Nach Auffassung der Karlsruher Richter müssten Kläger zunächst belastbare Indizien vorlegen, dass Audi von den Abgasmanipulationen der VW-Dieselmotoren Kenntnis hatte. Das wurde in der mündlichen Verhandlung einer Schadensersatzklage eines Audi-Besitzers vor dem BGH in Karlsruhe deutlich. Das endgültige Urteil soll erst zu einem späteren Zeitpunkt verkündet werden. Doch der VI. Zivilsenat des BGH will den Fall voraussichtlich zurück an die Vorinstanz verweisen, das Oberlandesgericht (OLG) Naumburg.
Das OLG Naumburg hatte der Klage des Audi-Käufers stattgegeben, weil Audi als VW-Tochterkonzern der Einbau des manipulierten Dieselmotors zuzurechnen sei. Die Naumburger Richter haben dem Kläger zuletzt rund 20.000 Euro Schadenersatz plus Zinsen von Audi zugesprochen. Doch Audi hatte gegen die Entscheidung Revision eingelegt.
Hat Audi von den Manipulationen gewusst?
Stephan Seiters, Vorsitzender Richter am BGH, genügte allein die Tatsache, dass Audi die Tochtergesellschaft von VW sei, „nicht für die Annahme, Audi sei in die Entscheidung der Muttergesellschaft eingebunden gewesen.“ Es sei nicht belegt, dass gesetzliche Vertreter von Audi sittenwidrig handelten. Das OLG habe angenommen, dass Audi von den Manipulationen gewusst haben müsse. Dafür müssten zunächst vom Kläger Tatsachen vorgetragen werden, die eine Kenntnis des Tochterkonzerns Audi nahelegten. Erst dann sei Audi am Zuge und müsse das widerlegen. Nach vorläufiger Einschätzung müsse das noch einmal neu geprüft und der Fall zurückverwiesen werden (AZ. VI ZR 505/19).
Für Audi-Besitzer, die den Autokonzern direkt verklagt haben, bedeutet das, dass sie konkretere Vorwürfe vortragen müssen. Während sich Schadensersatzklagen gegen VW lassen ziemlich leicht durchsetzen lassen, müssen klagende Audi-Besitzer ihre Anschuldigungen untermauern. Welchen Anteil hatte Audi an der Entwicklung des betreffenden Motors oder was war dem Konzern über den Schadstoffausstoß der VW-Motoren bekannt?

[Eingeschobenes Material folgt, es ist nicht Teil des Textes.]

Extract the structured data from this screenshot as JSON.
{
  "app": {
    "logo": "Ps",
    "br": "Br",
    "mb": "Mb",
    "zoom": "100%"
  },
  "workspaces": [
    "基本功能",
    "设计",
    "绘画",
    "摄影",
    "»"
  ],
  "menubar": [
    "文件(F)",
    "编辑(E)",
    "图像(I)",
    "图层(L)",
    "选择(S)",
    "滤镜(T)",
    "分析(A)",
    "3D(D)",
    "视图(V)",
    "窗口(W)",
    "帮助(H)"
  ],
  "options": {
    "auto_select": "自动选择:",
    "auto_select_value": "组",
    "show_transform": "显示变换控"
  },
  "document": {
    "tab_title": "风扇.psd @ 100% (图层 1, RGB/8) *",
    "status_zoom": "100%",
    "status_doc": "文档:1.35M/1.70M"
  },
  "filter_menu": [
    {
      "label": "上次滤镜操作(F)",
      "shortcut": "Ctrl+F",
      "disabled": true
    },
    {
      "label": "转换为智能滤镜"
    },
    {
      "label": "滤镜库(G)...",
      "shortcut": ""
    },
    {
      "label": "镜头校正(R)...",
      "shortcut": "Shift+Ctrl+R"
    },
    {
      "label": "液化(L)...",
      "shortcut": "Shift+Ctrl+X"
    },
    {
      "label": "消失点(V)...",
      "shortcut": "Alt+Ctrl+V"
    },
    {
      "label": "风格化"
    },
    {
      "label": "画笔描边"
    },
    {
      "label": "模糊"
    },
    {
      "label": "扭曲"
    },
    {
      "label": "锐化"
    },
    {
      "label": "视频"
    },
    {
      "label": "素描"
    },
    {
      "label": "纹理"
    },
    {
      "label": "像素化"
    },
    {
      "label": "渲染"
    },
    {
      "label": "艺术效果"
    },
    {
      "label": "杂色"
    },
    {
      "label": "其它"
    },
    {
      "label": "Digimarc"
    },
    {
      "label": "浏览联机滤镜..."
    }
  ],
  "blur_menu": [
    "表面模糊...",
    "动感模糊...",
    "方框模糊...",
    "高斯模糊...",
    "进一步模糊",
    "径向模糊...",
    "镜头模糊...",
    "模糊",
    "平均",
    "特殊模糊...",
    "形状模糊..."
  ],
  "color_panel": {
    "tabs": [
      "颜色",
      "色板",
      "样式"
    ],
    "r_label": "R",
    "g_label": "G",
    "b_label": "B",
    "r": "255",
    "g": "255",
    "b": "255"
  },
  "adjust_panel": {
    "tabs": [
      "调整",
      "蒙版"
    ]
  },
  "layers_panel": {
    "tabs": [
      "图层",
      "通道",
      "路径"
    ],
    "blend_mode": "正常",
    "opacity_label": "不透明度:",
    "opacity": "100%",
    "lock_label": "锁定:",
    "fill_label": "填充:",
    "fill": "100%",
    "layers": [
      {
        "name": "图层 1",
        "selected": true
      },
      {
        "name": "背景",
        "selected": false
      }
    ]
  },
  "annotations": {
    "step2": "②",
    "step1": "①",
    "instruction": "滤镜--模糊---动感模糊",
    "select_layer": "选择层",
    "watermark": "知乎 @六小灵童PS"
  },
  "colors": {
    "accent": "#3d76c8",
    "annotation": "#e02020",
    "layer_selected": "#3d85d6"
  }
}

Nach Unternehmensangaben ist gegen Audi ist eine niedrige vierstellige Zahl von Klagen anhängig. Die meisten betroffenen Dieselfahrer haben den Mutterkonzern VW auf Schadenersatz verklagt. Noch ist nicht geklärt, was genau Audi-Manager vom Abgasbetrug wussten. Nach Recherchen des Bayerischen Rundfunks und des Handelsblatts nutzt Audi jedenfalls in zahlreichen Diesel-Modellen nicht nur eine, sondern bis zu vier Abschalteinrichtungen.